* Polypill cuts blood pressure, cholesterol in study
* Doubts remain about commercial prospects
* Four-drug combination pill manufactured by Cipla
By Ben Hirschler
LONDON, July 18 A four-in-one pill cut blood
pressure and cholesterol significantly in over-50s with no
history of heart disease in a small British study, fuelling
debate about the use of a so-called polypill to ward off heart
attacks and strokes.
The idea of a "one-size-fits-all" cocktail of cheap generic
heart drugs has been touted for 10 years, but its path to market
remains unclear given regulatory hurdles and a lack of interest
from big drugmakers focused on selling new patented medicines.

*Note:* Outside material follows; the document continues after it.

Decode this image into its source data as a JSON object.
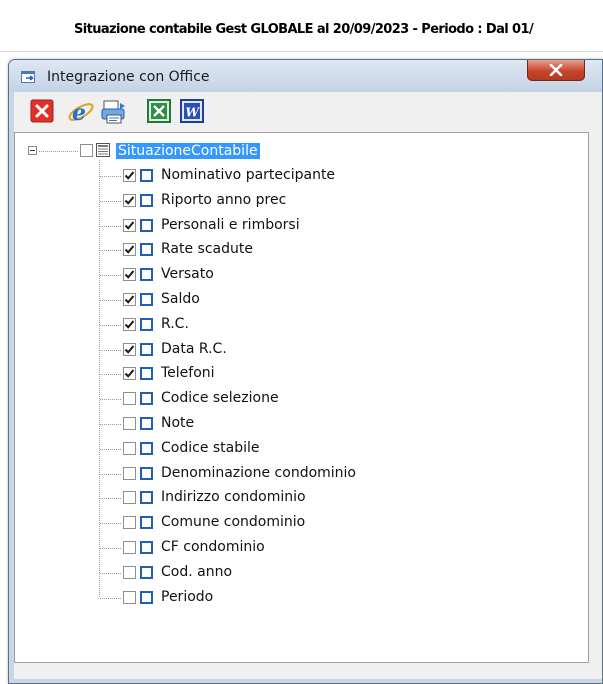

The randomised trial, results of which were published in the
journal PLoS One on Wednesday, is the first to test a polypill
in people selected on age alone.
While rival polypills have been tried in patients with known
cardiovascular risks, David Wald and colleagues at Queen Mary
University of London believe there is a good case for everybody
over 50 getting treatment.
Their polypill -- manufactured by India's Cipla
and combining three blood pressure medicines plus the
cholesterol fighter simavastatin -- cut blood pressure by 12
percent and "bad" LDL cholesterol by 39 percent.
Wald said this suggested the polypill could reduce heart
attacks and strokes in the general population by around
two-thirds, based on the known importance of these two factors.
"This represents a milestone in that we've made a polypill
that does exactly what it was predicted to do, and it was well
accepted when offered to people purely on a basis of their age,"
he said in an interview.
Although more patients experienced side effects when taking
the polypill, including muscle aches due to the statin, these
did not prompt any of them to stop treatment.
The trial is unlikely to be viewed as conclusive by the
medical community, however, since it only involved 84 patients,
each of whom took the polypill for three months and a dummy pill
for three months, in random sequence.
Larger trials, involving hundreds of patients, are now
underway in India, following discussions with British regulators
about what data would be needed to win marketing approval. Wald
said that process could take one to two years.
He hopes that the Indian trials will satisfy regulators,
especially since the component medicines in the polypill are
already prescribed separately to millions of patients and are
known to significantly cut heart risk.
What happens then is still uncertain. In order to gain
traction, the polypill would need a pharmaceutical company to
back it, in addition to the manufacturing deal with Cipla. But
the profits to be made from selling a capsule that mixes old
off-patent medicines will be modest.
"There are challenges in commercialising it but we want to
try and make it available to the public so people can make up
their own minds as to whether it is for them or not," Wald said.
Other polypills are being developed with the less ambitious
goal of treating patients with a history of heart risk factors
by teams working with two rival Indian drugmakers, Dr. Reddy's
Laboratories and Cadila Pharmaceuticals.